Who Is a Candidate for TENS Therapy?
Transcutaneous electrical nerve stimulation, otherwise known as TENS, is a therapy used for pain reduction. TENS therapy involves using a small device — a TENS unit — that sends low-voltage electric currents to electrodes attached to the skin. These electrical pulses flood the nervous system, reducing its ability to transmit pain signals from the spinal cord to the brain. The electrical pulses can also stimulate nerves to release endorphins to help ease pain. A considerable advantage of a TENS unit is its portability; TENS therapy can be administered in a clinical setting or at home.
Transcutaneous electrical nerve stimulation is not designed for all types of pain or all situations. Various factors determine whether pain relief will be possible with TENS therapy. Age, pain type and severity, other comorbidities, and neurological integrity can all play a role in the effectiveness of TENS therapy.
What type of pain does TENS treat?
TENS therapy is often used for post-surgical pain, chronic intractable pain, myofascial pain, neuropathic pain, and centralized-type pain. TENS treatments are commonly used on nerve pain in the back, neck, elbow, wrist and ankle. A medical professional should be consulted to ensure the pain isn't from a different condition, so TENS therapy doesn't do more harm than good.
Transcutaneous electrical nerve stimulation may reduce pain associated with certain health conditions including, but not limited to, the following:
- Neck pain
- Labor pain
- Cancer pain
- Post-surgical pain
- Diabetic neuropathy
- Spinal cord injury pain
- Facial pain
- Menstrual pain
Using a TENS unit at home is generally considered safe if used as directed by a medical professional.
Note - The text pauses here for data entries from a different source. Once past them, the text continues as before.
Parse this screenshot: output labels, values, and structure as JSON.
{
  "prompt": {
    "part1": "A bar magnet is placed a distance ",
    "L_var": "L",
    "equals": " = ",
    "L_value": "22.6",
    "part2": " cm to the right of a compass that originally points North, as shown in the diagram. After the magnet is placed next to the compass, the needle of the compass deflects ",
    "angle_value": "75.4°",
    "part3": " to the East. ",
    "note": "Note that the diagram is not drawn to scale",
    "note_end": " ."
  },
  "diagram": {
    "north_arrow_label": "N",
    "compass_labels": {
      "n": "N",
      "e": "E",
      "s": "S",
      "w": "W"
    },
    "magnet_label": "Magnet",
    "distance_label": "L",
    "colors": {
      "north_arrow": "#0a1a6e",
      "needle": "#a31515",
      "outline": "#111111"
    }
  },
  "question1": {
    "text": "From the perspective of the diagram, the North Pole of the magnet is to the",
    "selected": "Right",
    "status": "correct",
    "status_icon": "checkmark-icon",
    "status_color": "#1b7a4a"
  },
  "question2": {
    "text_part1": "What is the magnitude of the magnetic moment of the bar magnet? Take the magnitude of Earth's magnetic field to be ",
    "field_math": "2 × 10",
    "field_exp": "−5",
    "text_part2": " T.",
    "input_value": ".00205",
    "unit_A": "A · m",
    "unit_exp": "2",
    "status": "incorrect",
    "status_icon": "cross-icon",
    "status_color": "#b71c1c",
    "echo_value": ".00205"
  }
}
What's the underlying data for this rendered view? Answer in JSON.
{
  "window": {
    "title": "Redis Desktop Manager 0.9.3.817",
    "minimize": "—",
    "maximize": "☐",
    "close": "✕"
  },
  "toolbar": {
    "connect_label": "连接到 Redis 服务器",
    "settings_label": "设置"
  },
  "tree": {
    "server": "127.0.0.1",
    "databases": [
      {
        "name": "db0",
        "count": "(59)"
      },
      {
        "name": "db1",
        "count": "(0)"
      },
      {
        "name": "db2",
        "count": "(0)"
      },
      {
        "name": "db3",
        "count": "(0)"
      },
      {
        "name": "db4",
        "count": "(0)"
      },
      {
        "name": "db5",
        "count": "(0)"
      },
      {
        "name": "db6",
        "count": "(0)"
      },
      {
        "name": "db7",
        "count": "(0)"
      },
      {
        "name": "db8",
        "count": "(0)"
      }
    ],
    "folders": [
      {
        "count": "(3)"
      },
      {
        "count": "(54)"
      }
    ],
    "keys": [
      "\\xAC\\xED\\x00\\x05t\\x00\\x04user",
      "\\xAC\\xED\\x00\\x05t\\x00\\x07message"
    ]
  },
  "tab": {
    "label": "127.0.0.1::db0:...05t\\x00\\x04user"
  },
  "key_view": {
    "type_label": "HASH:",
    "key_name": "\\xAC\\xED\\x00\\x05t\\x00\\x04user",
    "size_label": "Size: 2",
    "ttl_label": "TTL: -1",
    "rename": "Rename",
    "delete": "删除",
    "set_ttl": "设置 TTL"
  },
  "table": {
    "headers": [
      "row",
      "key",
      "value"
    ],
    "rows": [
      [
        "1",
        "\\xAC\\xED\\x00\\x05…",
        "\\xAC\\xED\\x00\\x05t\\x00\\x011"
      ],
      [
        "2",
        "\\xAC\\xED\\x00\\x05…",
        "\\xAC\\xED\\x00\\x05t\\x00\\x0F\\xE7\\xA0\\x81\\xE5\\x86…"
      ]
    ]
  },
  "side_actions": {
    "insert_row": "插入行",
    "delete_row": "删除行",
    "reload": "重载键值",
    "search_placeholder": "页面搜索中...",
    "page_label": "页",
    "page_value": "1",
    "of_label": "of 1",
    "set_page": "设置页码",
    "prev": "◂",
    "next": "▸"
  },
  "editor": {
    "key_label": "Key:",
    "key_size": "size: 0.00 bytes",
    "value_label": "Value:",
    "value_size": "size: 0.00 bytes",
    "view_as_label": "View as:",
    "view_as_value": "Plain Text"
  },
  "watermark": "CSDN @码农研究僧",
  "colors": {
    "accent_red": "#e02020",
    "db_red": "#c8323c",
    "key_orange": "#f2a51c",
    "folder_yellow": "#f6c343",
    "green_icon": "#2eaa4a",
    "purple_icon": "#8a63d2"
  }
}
Burning or irritation of the skin can occur from prolonged use or placement of electrodes in areas with little to no feeling.
Who should not use TENS?
A TENS unit should not be used on the head, face, throat, chest, genitals or broken skin unless specifically instructed to do so by a health care professional. Pregnant women should not use any type of electrical stimulation for pain relief because the effects on fetuses are unknown. People with heart conditions should only use a TENS device under the care of their doctor and should use extra caution even then. People with pacemakers, infusion pumps, defibrillators, or any other implanted device should never use a TENS device.